The difference between the protections offered the most secure workers — usually full-time public employees — and those on, say, a zero-hours contract in the retail sector is another way a society can be judged. That difference, great or immaterial, shows if a society really believes in universal rights or whether it gives patronising lip service to the idea of basic, enforceable rights for all workers.

In Ireland, at least, that gap seems almost unbridgeable, an unfortunate reality confirmed at Dublin department store Clerys last week, when workers were given as little as 30 minutes notice that their jobs were gone. The prospect of such arbitrary and callous treatment of staff in the public service is thankfully unimaginable.

Though some of the workers employed by concession stores at Clerys will not lose their jobs, the majority of the 460 workers at the store were thrown on to the street with little or no respect or dignity, a situation described by Tánaiste Joan Burton as “absolutely despicable”. Ironically, she made that remark in Kilkenny before she presented the Jim Kemmy Thirst for Justice Award to striking Dunnes Stores workers who are locked in dispute with company owners over low-hours contracts and collective negotiation.

The battle between the rights of employers and the rights of workers seems a swinging pendulum. One group dominates for a period, only for the other to grow strong enough to become the dominant partner and then the process starts all over again. The great decline, or banning, of unions in the private sector has slowed that process dramatically and made too many workers vulnerable. The French have dealt with this by constantly extending the Code du Travail, a 102-year-old document now running to something around 3,200 pages about how work must be arranged and how workers must be treated. Its detractors say it is the catalyst for decline and inefficiency, its supporters say it is an essential social contract reining in high-testosterone capitalism. Such a code is, in Irish terms, almost unimaginable. Apart at all from the dreadful impact it would have on the disposition of mega employers Margaret Heffernan and Michael O’Leary, it would make attracting foreign investment here even more difficult.
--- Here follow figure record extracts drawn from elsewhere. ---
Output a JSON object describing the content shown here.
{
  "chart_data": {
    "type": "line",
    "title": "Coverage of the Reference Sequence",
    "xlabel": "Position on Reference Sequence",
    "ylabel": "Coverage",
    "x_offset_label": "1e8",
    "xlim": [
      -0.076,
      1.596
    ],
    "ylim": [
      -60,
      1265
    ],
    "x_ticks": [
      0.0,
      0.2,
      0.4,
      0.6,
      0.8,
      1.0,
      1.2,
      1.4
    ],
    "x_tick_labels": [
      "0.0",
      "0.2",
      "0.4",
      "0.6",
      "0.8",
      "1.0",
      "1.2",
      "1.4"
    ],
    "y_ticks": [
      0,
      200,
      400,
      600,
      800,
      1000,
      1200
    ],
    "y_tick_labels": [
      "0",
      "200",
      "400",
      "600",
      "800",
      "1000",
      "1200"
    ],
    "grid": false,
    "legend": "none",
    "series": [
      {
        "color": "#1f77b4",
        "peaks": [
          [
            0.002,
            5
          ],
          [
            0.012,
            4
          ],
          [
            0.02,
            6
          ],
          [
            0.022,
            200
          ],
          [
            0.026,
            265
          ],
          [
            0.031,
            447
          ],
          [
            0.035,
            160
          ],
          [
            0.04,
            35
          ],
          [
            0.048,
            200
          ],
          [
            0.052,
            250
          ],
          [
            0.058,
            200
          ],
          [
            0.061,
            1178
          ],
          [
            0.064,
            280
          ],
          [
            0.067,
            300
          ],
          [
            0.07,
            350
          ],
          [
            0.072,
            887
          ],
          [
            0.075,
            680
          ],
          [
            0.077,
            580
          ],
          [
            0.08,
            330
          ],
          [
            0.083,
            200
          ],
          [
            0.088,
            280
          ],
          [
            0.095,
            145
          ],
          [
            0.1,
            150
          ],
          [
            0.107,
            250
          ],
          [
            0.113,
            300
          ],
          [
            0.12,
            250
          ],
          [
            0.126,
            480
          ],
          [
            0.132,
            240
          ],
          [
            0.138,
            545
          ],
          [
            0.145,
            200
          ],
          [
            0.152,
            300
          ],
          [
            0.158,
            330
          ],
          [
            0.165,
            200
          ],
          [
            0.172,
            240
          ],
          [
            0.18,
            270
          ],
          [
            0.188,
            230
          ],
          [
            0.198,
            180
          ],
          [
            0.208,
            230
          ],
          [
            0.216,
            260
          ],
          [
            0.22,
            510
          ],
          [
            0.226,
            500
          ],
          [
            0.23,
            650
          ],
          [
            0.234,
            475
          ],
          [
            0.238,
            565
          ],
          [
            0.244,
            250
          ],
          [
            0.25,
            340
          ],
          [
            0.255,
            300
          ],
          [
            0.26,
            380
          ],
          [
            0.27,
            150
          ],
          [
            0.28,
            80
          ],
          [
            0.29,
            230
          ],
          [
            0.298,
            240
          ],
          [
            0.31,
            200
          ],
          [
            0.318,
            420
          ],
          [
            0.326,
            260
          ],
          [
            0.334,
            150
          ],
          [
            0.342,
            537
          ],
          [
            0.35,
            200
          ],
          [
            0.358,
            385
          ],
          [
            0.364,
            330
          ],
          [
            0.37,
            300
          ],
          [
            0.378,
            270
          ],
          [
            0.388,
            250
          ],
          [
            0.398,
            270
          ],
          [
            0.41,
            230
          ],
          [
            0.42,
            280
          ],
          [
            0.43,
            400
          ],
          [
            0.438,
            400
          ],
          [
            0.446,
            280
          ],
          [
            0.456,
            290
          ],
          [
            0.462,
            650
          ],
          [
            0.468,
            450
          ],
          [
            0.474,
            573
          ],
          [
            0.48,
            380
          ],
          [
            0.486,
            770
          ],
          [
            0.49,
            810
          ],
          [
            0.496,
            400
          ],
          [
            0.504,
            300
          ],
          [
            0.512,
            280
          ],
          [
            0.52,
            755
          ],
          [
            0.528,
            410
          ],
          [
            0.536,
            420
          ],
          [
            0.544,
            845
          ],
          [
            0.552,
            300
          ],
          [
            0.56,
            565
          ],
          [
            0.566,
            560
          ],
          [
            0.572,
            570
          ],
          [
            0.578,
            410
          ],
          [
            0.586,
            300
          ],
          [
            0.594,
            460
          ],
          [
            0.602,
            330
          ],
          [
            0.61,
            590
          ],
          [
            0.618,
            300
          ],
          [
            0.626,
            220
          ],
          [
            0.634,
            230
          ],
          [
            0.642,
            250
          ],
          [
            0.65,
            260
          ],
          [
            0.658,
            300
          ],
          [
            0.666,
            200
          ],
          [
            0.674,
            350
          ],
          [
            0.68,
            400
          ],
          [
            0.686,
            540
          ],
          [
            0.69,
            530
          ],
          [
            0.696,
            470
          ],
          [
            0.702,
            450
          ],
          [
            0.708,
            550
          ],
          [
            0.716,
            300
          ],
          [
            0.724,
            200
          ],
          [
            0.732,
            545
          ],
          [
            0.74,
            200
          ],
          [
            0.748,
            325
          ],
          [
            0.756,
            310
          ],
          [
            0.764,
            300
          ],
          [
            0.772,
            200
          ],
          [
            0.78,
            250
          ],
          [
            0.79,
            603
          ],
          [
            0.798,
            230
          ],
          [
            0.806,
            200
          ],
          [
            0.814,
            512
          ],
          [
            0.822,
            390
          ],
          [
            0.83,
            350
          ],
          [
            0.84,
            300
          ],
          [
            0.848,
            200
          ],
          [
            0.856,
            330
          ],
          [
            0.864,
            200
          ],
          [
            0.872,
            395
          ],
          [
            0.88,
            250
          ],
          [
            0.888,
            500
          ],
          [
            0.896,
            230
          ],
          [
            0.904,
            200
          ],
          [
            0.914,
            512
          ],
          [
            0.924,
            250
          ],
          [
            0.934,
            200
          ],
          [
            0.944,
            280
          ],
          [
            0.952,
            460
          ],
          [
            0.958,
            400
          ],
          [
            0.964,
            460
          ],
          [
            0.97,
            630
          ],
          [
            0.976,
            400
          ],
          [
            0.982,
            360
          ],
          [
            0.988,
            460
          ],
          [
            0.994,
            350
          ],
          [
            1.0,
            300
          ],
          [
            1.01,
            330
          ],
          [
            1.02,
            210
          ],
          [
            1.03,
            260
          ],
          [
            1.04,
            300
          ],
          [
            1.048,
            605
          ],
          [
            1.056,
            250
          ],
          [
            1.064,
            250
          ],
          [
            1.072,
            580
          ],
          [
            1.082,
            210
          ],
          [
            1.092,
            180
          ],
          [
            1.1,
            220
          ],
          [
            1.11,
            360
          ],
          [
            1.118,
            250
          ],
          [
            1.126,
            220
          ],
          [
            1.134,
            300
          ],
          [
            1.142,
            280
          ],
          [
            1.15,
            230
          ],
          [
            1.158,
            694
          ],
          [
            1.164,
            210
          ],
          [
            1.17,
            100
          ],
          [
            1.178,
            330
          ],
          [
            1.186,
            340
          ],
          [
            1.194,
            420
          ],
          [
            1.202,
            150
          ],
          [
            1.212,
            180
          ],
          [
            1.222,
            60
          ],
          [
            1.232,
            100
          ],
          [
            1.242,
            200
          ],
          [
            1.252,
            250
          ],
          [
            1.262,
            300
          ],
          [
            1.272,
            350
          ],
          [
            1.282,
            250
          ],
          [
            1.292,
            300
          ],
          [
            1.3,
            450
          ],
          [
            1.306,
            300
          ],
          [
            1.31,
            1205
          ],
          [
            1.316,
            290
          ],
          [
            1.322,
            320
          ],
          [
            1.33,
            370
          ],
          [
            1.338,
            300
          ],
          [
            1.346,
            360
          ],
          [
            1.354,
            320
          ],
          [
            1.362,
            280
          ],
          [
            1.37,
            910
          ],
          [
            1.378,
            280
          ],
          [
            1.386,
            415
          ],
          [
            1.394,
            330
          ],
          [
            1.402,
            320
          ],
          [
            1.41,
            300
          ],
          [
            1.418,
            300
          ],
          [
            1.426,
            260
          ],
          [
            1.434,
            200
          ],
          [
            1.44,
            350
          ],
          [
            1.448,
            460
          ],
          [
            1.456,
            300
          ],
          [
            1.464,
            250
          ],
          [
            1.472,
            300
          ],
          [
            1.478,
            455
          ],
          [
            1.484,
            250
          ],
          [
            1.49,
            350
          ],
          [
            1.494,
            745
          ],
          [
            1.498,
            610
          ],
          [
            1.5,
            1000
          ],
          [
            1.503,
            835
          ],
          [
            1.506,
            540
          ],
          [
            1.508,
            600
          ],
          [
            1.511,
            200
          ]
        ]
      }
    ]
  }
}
It does, though, as the Clerys debacle confirms, seem that something must be done to curb the mistreatment of whole swathes of workers. And it may just be that that process has begun even if in the most unlikely place.

David Cameron’s Tory government has said it may end social welfare pay subsidies to workers employed in companies making a profit. In other words, profitable companies will have to pay a living wage. That idea seems entirely justifiable but, tragically, would take something like a revolution to introduce it in Ireland. A good first step would be a government publication listing profitable companies whose workers rely on social welfare income support. This would allow consumers make the kind of informed choices that can actually change society for the better.